The result is a ready-to-use AI data-cleaning tool built right into Google Sheets.
🧩 Step 1 — Set up the Script Project
- Open a Google Sheet.
- Go to Extensions → Apps Script.
- Create three files:
File name | Purpose |
---|---|
Code.gs | The full Apps Script logic |
Sidebar.html | A small UI for testing single products |
appsscript.json | Manifest with required scopes |
Paste in the full code from this project (see below).

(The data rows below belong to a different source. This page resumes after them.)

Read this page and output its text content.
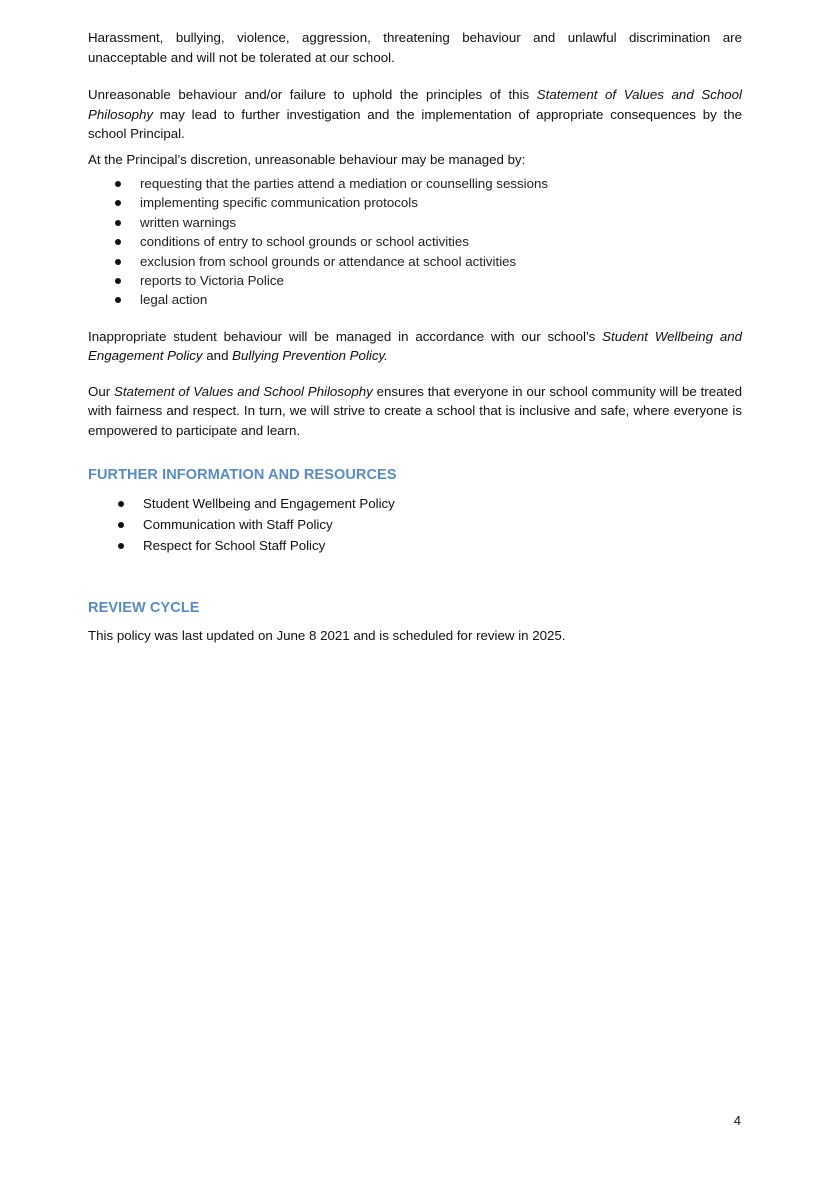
Harassment, bullying, violence, aggression, threatening behaviour and unlawful discrimination are unacceptable and will not be tolerated at our school.

Unreasonable behaviour and/or failure to uphold the principles of this Statement of Values and School Philosophy may lead to further investigation and the implementation of appropriate consequences by the school Principal.

At the Principal’s discretion, unreasonable behaviour may be managed by:

requesting that the parties attend a mediation or counselling sessions
implementing specific communication protocols
written warnings
conditions of entry to school grounds or school activities
exclusion from school grounds or attendance at school activities
reports to Victoria Police
legal action

Inappropriate student behaviour will be managed in accordance with our school’s Student Wellbeing and Engagement Policy and Bullying Prevention Policy.

Our Statement of Values and School Philosophy ensures that everyone in our school community will be treated with fairness and respect. In turn, we will strive to create a school that is inclusive and safe, where everyone is empowered to participate and learn.

FURTHER INFORMATION AND RESOURCES
Student Wellbeing and Engagement Policy
Communication with Staff Policy
Respect for School Staff Policy
REVIEW CYCLE

This policy was last updated on June 8 2021 and is scheduled for review in 2025.

4
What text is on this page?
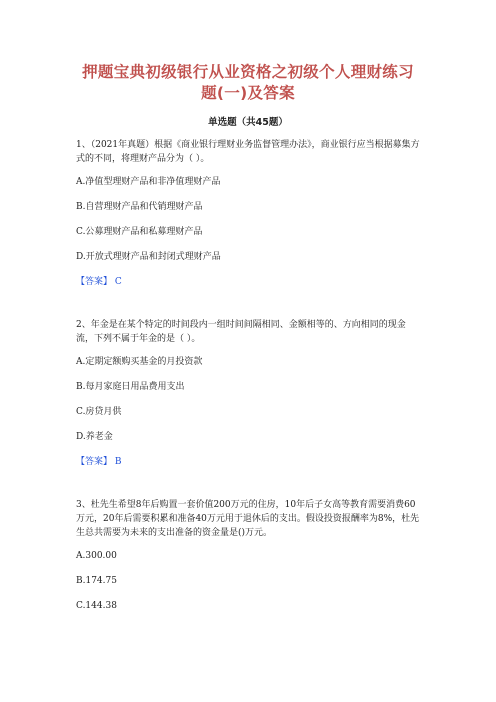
押题宝典初级银行从业资格之初级个人理财练习题(一)及答案
单选题（共45题）

1、（2021年真题）根据《商业银行理财业务监督管理办法》，商业银行应当根据募集方式的不同，将理财产品分为（ ）。

A.净值型理财产品和非净值理财产品

B.自营理财产品和代销理财产品

C.公募理财产品和私募理财产品

D.开放式理财产品和封闭式理财产品

【答案】 C

2、年金是在某个特定的时间段内一组时间间隔相同、金额相等的、方向相同的现金流，下列不属于年金的是（ ）。

A.定期定额购买基金的月投资款

B.每月家庭日用品费用支出

C.房贷月供

D.养老金

【答案】 B

3、杜先生希望8年后购置一套价值200万元的住房，10年后子女高等教育需要消费60万元，20年后需要积累和准备40万元用于退休后的支出。假设投资报酬率为8%，杜先生总共需要为未来的支出准备的资金量是()万元。

A.300.00

B.174.75

C.144.38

- In Project Settings → Script properties, add your API key:
- Name:
GEMINI_API_KEY
- Value: your Gemini API key from ai.google.dev
- Name:
- Save and run the
onOpen()
function once to authorize the script.
🧠 Step 2 — How the AI Cleaner Works
The core function is cleanOneRecord(name, desc)
:
- Prompt construction:
It tells Gemini exactly which fields to return (clean name, brand, category, tags, short description, confidence, notes).
It also warns the model to return “RAW JSON ONLY on a single line” — no markdown fences. - Gemini request:
The function usesUrlFetchApp.fetch()
to callhttps://generativelanguage.googleapis.com/v1beta/models/gemini-2.5-flash:generateContent
. - Robust JSON parsing:
A helpersafeParseJsonLoose()
cleans up stray “`json fences and safely recovers incomplete objects if Gemini truncates output. - Normalization:
The code trims strings, clamps the confidence 0-1, shortens the description ≤ 120 characters, and joins tags into a readable list. - Output:
Each cleaned record writes into seven new columns:- Clean Name
- Brand
- Category
- Tags
- Short Description
- Confidence
- Notes
⚙️ Step 3 — Test It with Sample Data
From the new 🧠 AI Tools menu in your Sheet:
- Choose Insert Sample Data — this populates demo rows (iPhone, Nike shoes, Sony headphones…).
- Select columns A and B (Product Name and Description).
- Choose Clean Selection → next columns.
- Watch Gemini fill in clean, organized data instantly.
You can also open Open Sidebar and test individual items interactively.
💡 How the Prompt Keeps Gemini Consistent
The trick is the strict JSON schema and explicit rules:
{
"clean_name": "string",
"brand": "string",
"category": "string",
"tags": ["string"],
"short_description": "string",
"confidence": "number (0..1)",
"notes": "string"
}
By enforcing this structure and rejecting anything that isn’t valid JSON, you get predictable, machine-readable output every time — perfect for automation.
🔍 Example Result
Input:
Product Name | Description |
---|---|
Apple iPhone 15 Pro Max 256 GB – Titan Grey | Flagship phone with A17 Pro chip, 6.7″ display, excellent camera. Unlocked. |
Output:
Clean Name | Brand | Category | Tags | Short Description | Confidence | Notes |
---|---|---|---|---|---|---|
Apple iPhone 15 Pro Max 256 GB | Apple | Smartphone | smartphone, apple, iphone, flagship, 256gb | Flagship phone with A17 Pro chip and excellent camera. | 0.97 | — |
🧰 Step 4 — Optional: Add the Custom Function
You can also clean individual cells directly:
=AI_CLEAN_ROW(A2,B2)
This returns a full JSON string for the given product row.
📦 Download & Reuse
All ready-to-use files are available in this repo (or ZIP):
Code.gs
Sidebar.html
appsscript.json
→ Import them into a new Google Sheet’s Apps Script editor
→ Add your Gemini API key
→ You’re ready to build your own AI data-cleaning pipeline!
✨ What You Learned
- How to integrate Gemini with Google Sheets using REST calls
- How to design strict, self-validating JSON prompts
- How to build a sidebar UI and custom functions in Apps Script
- How to safely parse imperfect AI responses
This technique is a foundation for more complex automations — from cleaning e-commerce listings to categorizing support tickets or research data.